Friday

August 26, 2016
Posted by **Sandra** on Friday, March 18, 2011 at 8:57pm.

I got 0.27 as the change, but it says I made a rounding error, and I can't find my rounding error. I also got 0.26 and 0.25, but they didn't work.

- Chemistry -
**bobpursley**, Friday, March 18, 2011 at 9:14pmI would assume three significant digits on this.

work it out to three digits. - Chemistry -
**Sandra**, Friday, March 18, 2011 at 9:16pmSorry, I forgot to say that it told me to round it to two decimal places.

- Chemistry -
**bobpursley**, Friday, March 18, 2011 at 9:18pmrecheck how you rounded the antilogs.

- Chemistry -
**Sandra**, Friday, March 18, 2011 at 9:24pmI did everything from the beginning and I didn't round anything at all until my last step where it told me to round to two decimal places. I still can't get the answer, though

- Chemistry -
**DrBob222**, Friday, March 18, 2011 at 9:28pmI can't get any of your answers.
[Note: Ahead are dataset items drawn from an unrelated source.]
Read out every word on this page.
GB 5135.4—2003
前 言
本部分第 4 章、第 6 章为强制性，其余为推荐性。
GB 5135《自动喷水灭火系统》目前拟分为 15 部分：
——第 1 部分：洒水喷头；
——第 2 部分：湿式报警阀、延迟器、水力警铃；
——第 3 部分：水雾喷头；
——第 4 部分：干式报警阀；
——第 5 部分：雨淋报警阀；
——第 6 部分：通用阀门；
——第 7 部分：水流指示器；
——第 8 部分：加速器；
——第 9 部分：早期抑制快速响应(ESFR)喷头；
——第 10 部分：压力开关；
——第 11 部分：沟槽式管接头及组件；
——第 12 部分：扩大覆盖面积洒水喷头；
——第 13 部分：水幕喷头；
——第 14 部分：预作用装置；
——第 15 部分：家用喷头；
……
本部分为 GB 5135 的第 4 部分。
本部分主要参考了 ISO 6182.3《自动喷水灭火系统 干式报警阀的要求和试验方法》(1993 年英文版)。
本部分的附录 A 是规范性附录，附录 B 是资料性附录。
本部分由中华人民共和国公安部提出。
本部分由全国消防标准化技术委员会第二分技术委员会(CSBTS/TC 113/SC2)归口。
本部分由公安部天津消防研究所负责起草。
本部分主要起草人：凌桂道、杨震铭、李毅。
Post your work and let me look for the error. I think the answer is close to 0.7 if I didn't make an error. - Chemistry -
**Sandra**, Friday, March 18, 2011 at 9:51pmHere's what I did:

So I set values for:

[Acetic Acid] = y

[H3O+] = 10^-5

[Acetate] = 0.1M - y

Ka = 10^-4.76

And from the equation: Ka = [Acetate][H3O+]/[Acetic Acid], I found y, or the molarity of acetic acid, to be 10^-6/(10^-5 + 10^-7.46). And from this, I also got the molarity of acetate: 0.1 - y.

Then, I found the total molarity. I converted 10^-5 M acetic acid to 10^-6 M/0.1 L. I then took 0.260 M HCl and converted it to 0.001586 M/0.0061 L. I added the top and the bottom and it turned out to be 0.001587 moles/.1061 L. Let this value be A.

And since the Ka value is low, it goes to completion to the left. So, [Acetic Acid] = y + A. And [Acetate] = 0.1 - y -A. And now for the Henderson/Hasselbach equation:

pH = 4.76 + log((y + A)/(0.1 - y - A))

And I plugged in:

y = 10^-6/(10^-5 + 10^-7.46)

A = 0.001587/.1061

Then, I subtracted 5 from this and got my answer. - Chemistry -
**DrBob222**, Friday, March 18, 2011 at 10:02pmI said I would find your error but I've changed my mind after I see how you worked the problem. Have you seen the Henderson-Hasselbalch equation? Have you used it? Why not use it here? It is MUCH simpler and it uses exactly the same chemistry; just a different form of it.

pH = pKa + log[(base)/(acid)] and all of that comes from Ka = (H^+)(acetate)/(acetic acid) and pH = -log(H^+).

From pH = 5.00 and pKa = 4.760, find (base)/(acid) ratio. (Two unknowns there). Then from the problem you know base + acid = 0.1 (two of the same unknowns). Solve for (base) and (acid). Then set up an ICE chart, add the 6.10 mL and plug that information into a new HH equation and solve for pH. calculate delta pH. - Chemistry -
**Sandra**, Friday, March 18, 2011 at 10:23pmOkay, so I found the ion concentrations through the Henderson-Hasselbalch equation, and the concentrations I got:

[Acetic Acid] = 0.036525666

[Acetate] = 0.063474334

I got the same concentrations as when I did my ice chart, and I also got the same delta pH, which was -0.266. - Chemistry -
**DrBob222**, Friday, March 18, 2011 at 10:54pmI still don't get it.

pH = pKa + log(B/A)

5.00 = 4.76 + log(B/A)

B/A = 1.7378

A + B = 0.100

Two equation in two unknowns.

A = your number

B = your number.

You started with 100 mL; therefore, you started with 3.653 mmoles HAc (which may be the difference) and 6.347 mmoles Ac^-

When I did the ice chart I ended up with this.

...........Ac^- + H^+ ==> HAc

..........6.347....0......3.653

add..............1.586...........

change.....-1.586..-1.586..+1.586

final.....4.761.....0......5.239

pH = 4.760 + log(4.761/5.239)

pH = 4.71845

delta pH =0.28155 to 2 s.f. is 0.28 and you data base MAY want to see -0.28

I did find an error in my original calculation in which I thought it was closer to 0.7. Interestingly enough, I check every one of my steps but one and I didn't check that one because it was too simple (just before I posted the 0.7 number). Guess where the error was? I subtracted incorrectly. But I think 0.28 is right. I hope this helps. - Chemistry -
**Sandra**, Friday, March 18, 2011 at 11:18pmThanks a lot! I realized that I forgot to account for the volume change when I calculated my molarities for the base and the acid, and that was enough to get the pH off by 0.01.